I'm completely open to learning about different cultures, and learning languages, and going to visit other countries, but this tribe is not on my list of interesting, or good people to be learning about. No, it's not even the people that are distasteful. It's what they do.
Apparently the Isabo stupidly think that one man and one woman cannot have a baby (no one has corrected them in that belief), and that men are worthless, and that women are so much cooler and everything.
It's a ridiculous, annoying book about selfish, greedy people, who take advantage of other people's interest in them.
Save your money, and save your time. This book isn't worth it.
see your culture thru other eyes american tend to thinkj that there culture is the mormal one and every other one is weird this book is good for the young teens to see there culture thru others eyes. this book has plenty funny parts and sad and touching parts also.

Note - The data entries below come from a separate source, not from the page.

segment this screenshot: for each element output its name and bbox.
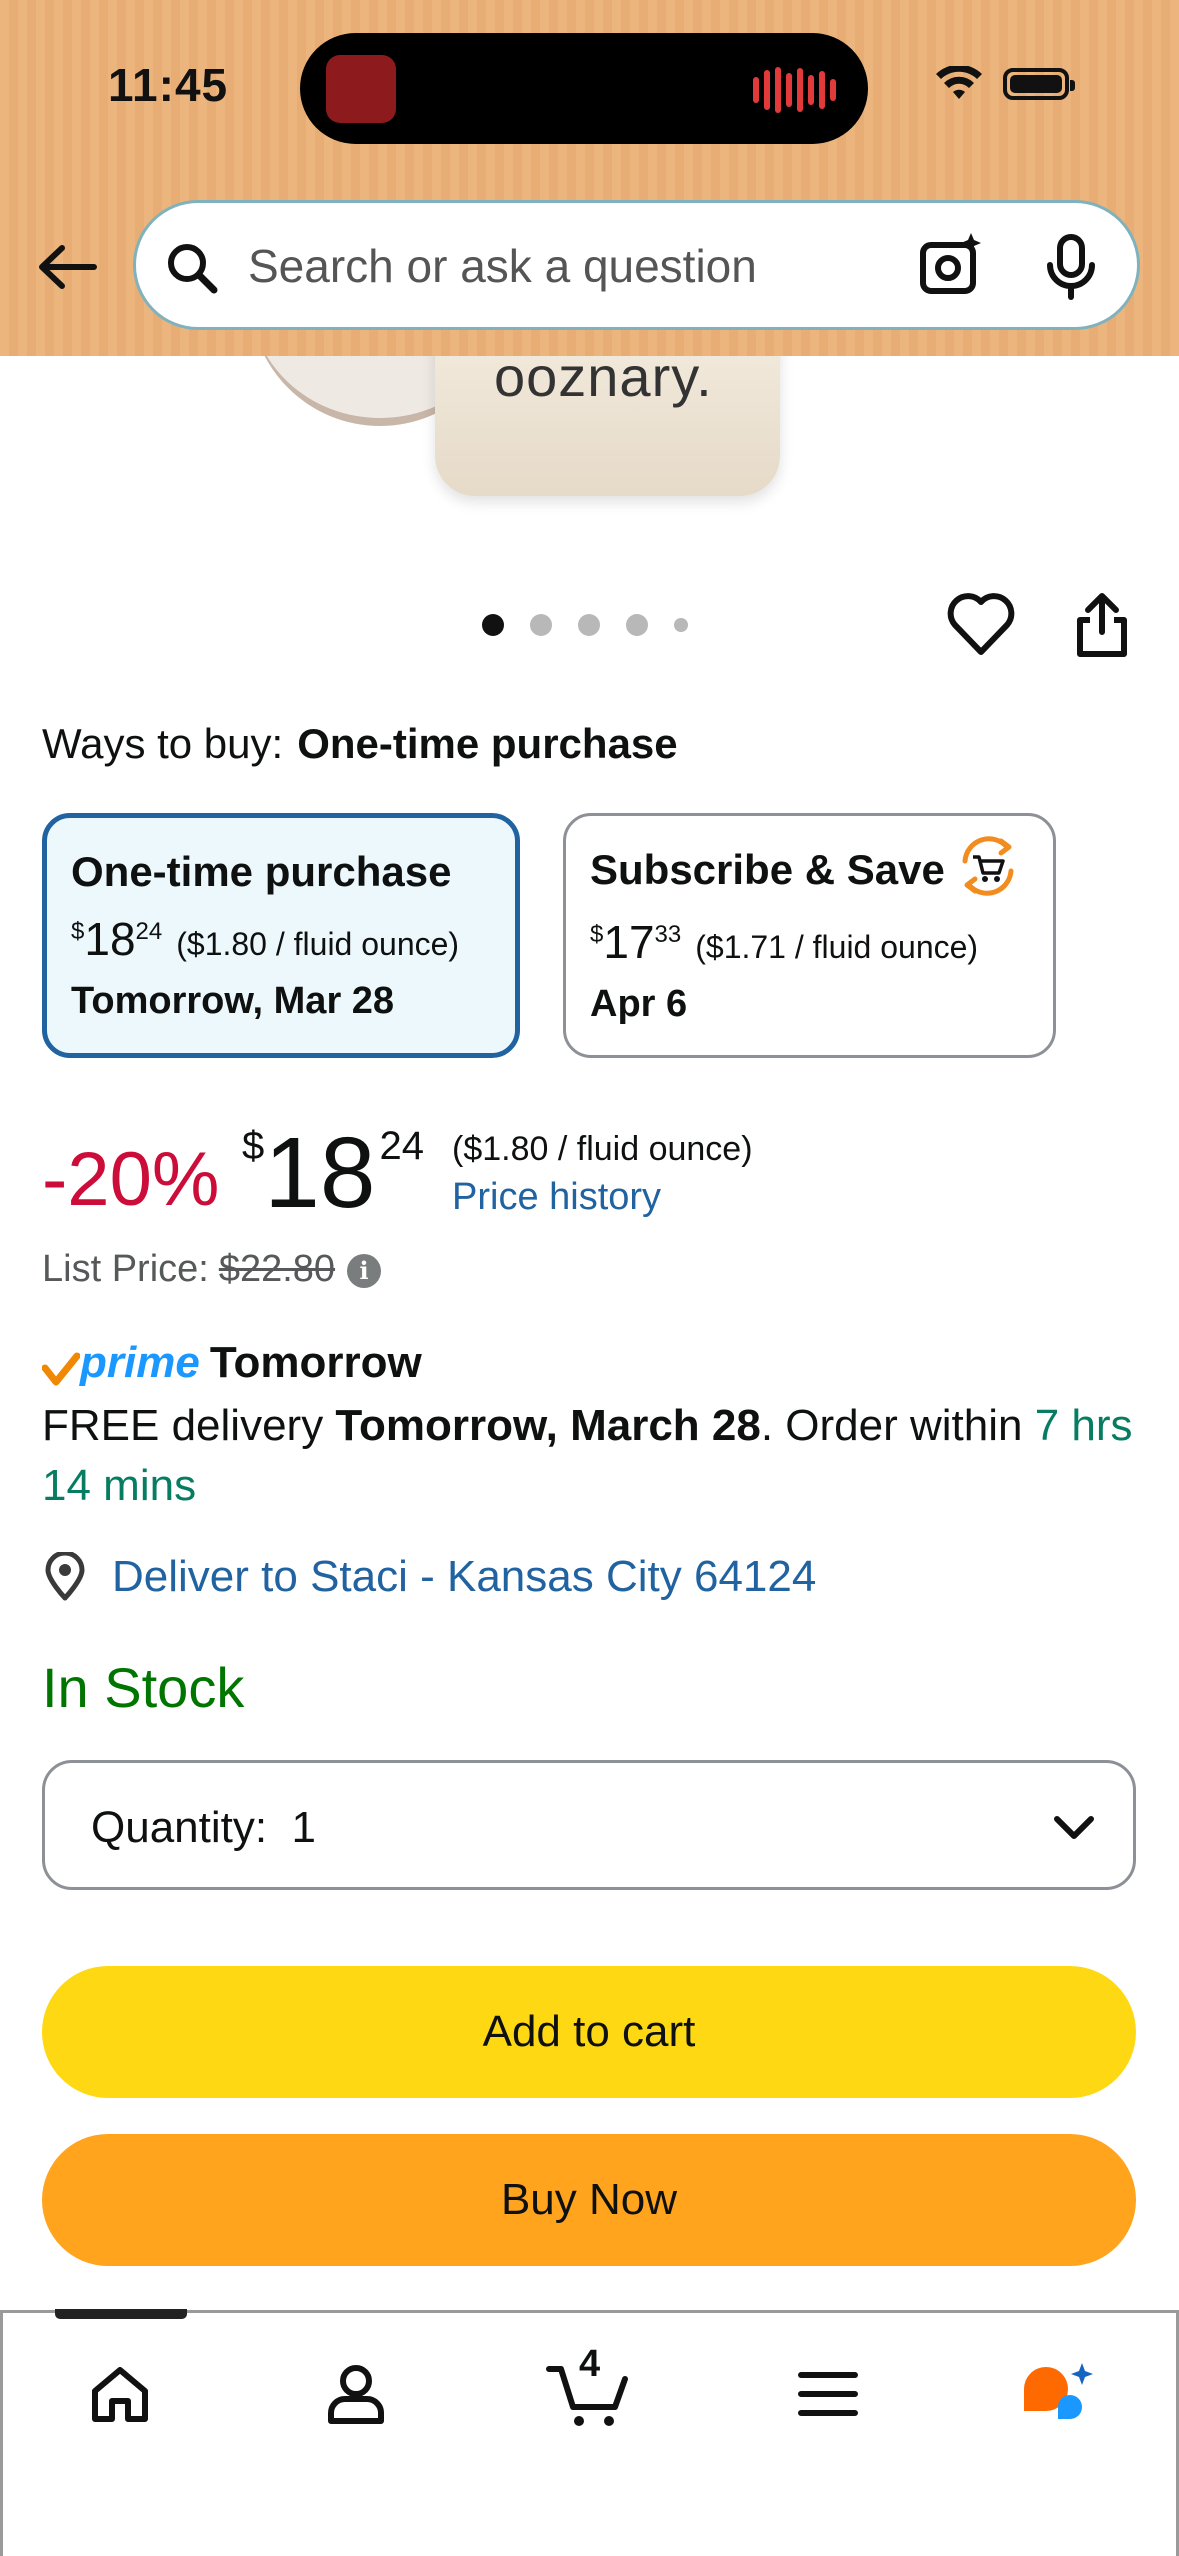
menu-icon [798, 2372, 858, 2416]
carousel-dot[interactable] [530, 614, 552, 636]
option-title: Subscribe & Save [590, 836, 1029, 899]
carousel-dot[interactable] [482, 614, 504, 636]
price-fraction: 24 [379, 1124, 424, 1168]
price-whole: 17 [603, 915, 655, 968]
arrow-left-icon [39, 245, 97, 289]
price-currency: $ [590, 920, 604, 948]
product-image[interactable]: ooznary. [0, 356, 1179, 566]
option-delivery-date: Tomorrow, Mar 28 [71, 980, 395, 1022]
cart-count-badge: 4 [579, 2343, 601, 2385]
nav-profile[interactable] [311, 2349, 401, 2439]
list-price-label: List Price: [42, 1248, 209, 1290]
discount-percentage: -20% [42, 1137, 220, 1222]
info-icon[interactable]: i [347, 1253, 382, 1288]
header: 11:45 Search or ask a question [0, 0, 1179, 356]
wifi-icon [936, 66, 982, 99]
unit-price: ($1.80 / fluid ounce) [176, 926, 460, 962]
price-fraction: 33 [654, 920, 682, 948]
search-icon [168, 244, 218, 294]
price-currency: $ [71, 918, 85, 945]
carousel-dot[interactable] [578, 614, 600, 636]
subscribe-and-save-option[interactable]: Subscribe & Save $1733 ($1.71 / fluid oun… [563, 813, 1056, 1058]
prime-badge: prime Tomorrow [42, 1338, 422, 1388]
nav-active-indicator [55, 2309, 187, 2319]
location-pin-icon [45, 1552, 85, 1601]
audio-wave-icon [753, 67, 836, 113]
ways-to-buy-label: Ways to buy: [42, 720, 284, 767]
heart-icon[interactable] [946, 590, 1016, 660]
price-currency: $ [242, 1124, 265, 1168]
nav-cart[interactable]: 4 [543, 2343, 633, 2439]
deliver-to-location[interactable]: Deliver to Staci - Kansas City 64124 [42, 1552, 816, 1602]
list-price-value: $22.80 [218, 1248, 336, 1290]
free-delivery-text: FREE delivery [42, 1401, 324, 1450]
list-price: List Price: $22.80 i [42, 1248, 382, 1291]
option-price: $1824 ($1.80 / fluid ounce) [71, 912, 491, 966]
nav-home[interactable] [75, 2349, 165, 2439]
image-carousel-dots[interactable] [482, 614, 688, 636]
home-icon [92, 2367, 148, 2422]
prime-speed: Tomorrow [209, 1338, 422, 1387]
prime-check-icon [42, 1352, 80, 1386]
status-time: 11:45 [108, 59, 229, 111]
rufus-icon [1024, 2363, 1093, 2419]
chevron-down-icon [1054, 1816, 1094, 1839]
ways-to-buy-selected: One-time purchase [297, 720, 678, 767]
price-history-link[interactable]: Price history [452, 1176, 661, 1219]
delivery-message: FREE delivery Tomorrow, March 28. Order … [42, 1396, 1142, 1516]
add-to-cart-button[interactable]: Add to cart [42, 1966, 1136, 2098]
nav-menu[interactable] [783, 2349, 873, 2439]
profile-icon [328, 2365, 384, 2424]
bottom-nav: 4 [0, 2309, 1179, 2556]
back-button[interactable] [32, 232, 102, 302]
price-whole: 18 [264, 1117, 376, 1229]
product-brand-text: ooznary. [494, 356, 713, 408]
price-whole: 18 [84, 913, 136, 965]
quantity-label: Quantity: 1 [91, 1803, 316, 1853]
ways-to-buy: Ways to buy: One-time purchase [42, 720, 678, 768]
now-playing-app-icon [326, 55, 396, 123]
quantity-value: 1 [291, 1803, 317, 1852]
share-icon[interactable] [1072, 590, 1132, 660]
battery-icon [1003, 68, 1075, 100]
price: $18 24 [242, 1116, 424, 1231]
price-fraction: 24 [135, 918, 163, 945]
buy-now-button[interactable]: Buy Now [42, 2134, 1136, 2266]
deliver-to-text[interactable]: Deliver to Staci - Kansas City 64124 [112, 1552, 816, 1602]
unit-price: ($1.80 / fluid ounce) [452, 1130, 753, 1168]
prime-logo-text: prime [80, 1338, 200, 1387]
carousel-dot[interactable] [674, 618, 688, 632]
order-within-text: . Order within [760, 1401, 1023, 1450]
search-input[interactable]: Search or ask a question [248, 239, 757, 293]
status-icons [935, 66, 1075, 102]
option-title-text: Subscribe & Save [590, 846, 945, 893]
option-delivery-date: Apr 6 [590, 982, 688, 1025]
option-title: One-time purchase [71, 848, 452, 895]
camera-lens-icon[interactable] [917, 231, 987, 301]
nav-rufus-assistant[interactable] [1015, 2349, 1105, 2439]
option-price: $1733 ($1.71 / fluid ounce) [590, 915, 1029, 969]
delivery-date: Tomorrow, March 28 [335, 1401, 761, 1450]
dynamic-island [300, 33, 868, 144]
one-time-purchase-option[interactable]: One-time purchase $1824 ($1.80 / fluid ou… [42, 813, 520, 1058]
quantity-selector[interactable]: Quantity: 1 [42, 1760, 1136, 1890]
carousel-dot[interactable] [626, 614, 648, 636]
unit-price: ($1.71 / fluid ounce) [695, 928, 979, 965]
microphone-icon[interactable] [1041, 233, 1101, 301]
search-bar[interactable]: Search or ask a question [133, 200, 1140, 330]
quantity-label-text: Quantity: [91, 1803, 268, 1852]
stock-status: In Stock [42, 1656, 245, 1719]
subscribe-cart-icon [962, 836, 1014, 896]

Weird? No. Different? Definitely. Students I teach tend to think that the world they live, their customs, beliefs, is the "right" way. Everyone else is "weird" or "strange". To get them to rethink their world view, this is the first book I use during the year to expose them to elements of world culture. Through Alicia we learn her culture and way of doing things. Students are baffled that Alicia thinks what the two old ladies do (or don't do) are "weird" or "strange". By the end of the book, students realize we are all just "different" and develop their respect for other cultures.

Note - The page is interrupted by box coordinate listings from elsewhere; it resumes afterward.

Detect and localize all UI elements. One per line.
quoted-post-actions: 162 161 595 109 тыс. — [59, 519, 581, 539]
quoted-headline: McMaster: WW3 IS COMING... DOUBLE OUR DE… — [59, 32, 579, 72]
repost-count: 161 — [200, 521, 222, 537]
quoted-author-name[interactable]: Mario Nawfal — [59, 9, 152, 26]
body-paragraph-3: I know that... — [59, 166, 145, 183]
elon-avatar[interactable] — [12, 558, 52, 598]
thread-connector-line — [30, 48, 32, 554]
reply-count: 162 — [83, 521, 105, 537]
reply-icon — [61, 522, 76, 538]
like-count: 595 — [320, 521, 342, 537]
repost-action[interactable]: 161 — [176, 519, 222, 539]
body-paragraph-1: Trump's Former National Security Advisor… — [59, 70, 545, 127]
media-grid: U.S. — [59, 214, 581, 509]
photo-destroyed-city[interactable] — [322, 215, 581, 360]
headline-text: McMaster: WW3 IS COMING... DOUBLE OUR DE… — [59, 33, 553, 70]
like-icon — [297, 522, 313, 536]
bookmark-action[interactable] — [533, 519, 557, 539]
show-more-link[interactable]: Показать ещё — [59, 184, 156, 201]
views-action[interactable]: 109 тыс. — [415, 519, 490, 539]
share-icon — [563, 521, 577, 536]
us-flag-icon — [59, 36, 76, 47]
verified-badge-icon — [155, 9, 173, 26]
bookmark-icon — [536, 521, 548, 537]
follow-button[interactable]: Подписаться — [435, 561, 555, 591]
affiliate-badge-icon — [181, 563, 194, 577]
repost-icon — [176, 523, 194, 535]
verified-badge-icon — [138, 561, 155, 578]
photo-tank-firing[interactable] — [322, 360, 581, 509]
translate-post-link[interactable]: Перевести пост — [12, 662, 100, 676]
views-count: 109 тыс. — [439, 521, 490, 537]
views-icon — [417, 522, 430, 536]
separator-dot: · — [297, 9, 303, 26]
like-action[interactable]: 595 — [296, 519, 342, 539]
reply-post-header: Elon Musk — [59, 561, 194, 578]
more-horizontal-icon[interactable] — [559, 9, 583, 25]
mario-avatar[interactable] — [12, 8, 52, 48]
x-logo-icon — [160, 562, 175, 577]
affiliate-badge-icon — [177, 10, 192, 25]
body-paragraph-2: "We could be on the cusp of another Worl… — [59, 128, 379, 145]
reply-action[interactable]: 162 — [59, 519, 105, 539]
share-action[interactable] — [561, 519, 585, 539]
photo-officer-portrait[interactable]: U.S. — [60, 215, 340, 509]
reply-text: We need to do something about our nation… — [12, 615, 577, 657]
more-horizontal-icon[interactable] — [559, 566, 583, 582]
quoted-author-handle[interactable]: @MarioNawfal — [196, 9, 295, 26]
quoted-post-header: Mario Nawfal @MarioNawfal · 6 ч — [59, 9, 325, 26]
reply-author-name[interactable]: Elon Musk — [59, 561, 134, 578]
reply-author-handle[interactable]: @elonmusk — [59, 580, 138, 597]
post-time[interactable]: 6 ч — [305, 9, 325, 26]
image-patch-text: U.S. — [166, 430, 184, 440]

recommended related reading: article on "Nacirema"
Reverse Point of View Alicia is a teenaged girl living in a small village in Peru. She thinks her life is pretty uninteresting and unremarkable. So she, along with her neighbors, is surprised when two white women from New York show up and ask to stay there for a year to study the people and their culture.
These white women seem very strange and stupid to Alicia and the other members of her village. They don't seem to know anything about charity, about sharing the things they have brought with them. They are seen as very rude for some of the things they do, but Alicia and her friend Elena gradually are able to make them aware of some of their biggest mistakes.
Over the course of the year, Alicia warms up to these anthropologists and is able to help them learn all there is to know about her village and the customs of the people who live there.
I liked that this was a book about a different culture but it was told from their point of view instead of from the American point of view. I really enjoyed reading about the customs and ways of life in an isolated village in Peru; I was surprised at how the attitudes and customs of the people there differed from us. I didn't like that nobody gave the American women a chance. Nobody tried to understand them or to accept that their culture was different; they just assumed the women were rude and stingy.
There is no word for good-bye This wonderful story is told in the first person narrative of Alicia, a teenaged girl in a small village in the Amazonion jungle of Peru. Two anthropologists from New York City come to observe and take notes for an entire year on the way of life of the Isabo people. Margarita is there to study the village agriculture and Joanna is to study the children. Alicia thinks that these two women are stingy because they do not follow the Isabo's custom of sharing all their food with everyone in the village immediately. The two anthropologists are also perceived as being unclean and unsociable because they only bathe once a day and relieve themselves in private. The humorous tone of this book kept the pace moving. The cultural differences are many and Alicia explains things in a matter of fact way, such as the Isabo's views on sex compared to the two American anthropologists...married women have boyfriends, teenagers have sex and couples invent reasons to slip off in the bushes. As the year progresses the two women are taught about customs and traditions of the tribe. They also learn about the subtleties of the language and the fact that there is no word for good-bye in Isabo. When two people take leave of each other, they say "Catanhue", which means go and come back. I enjoyed the differences in both cultures and feel this was a wonderful way to learn about anthropology in the Amazon jungle.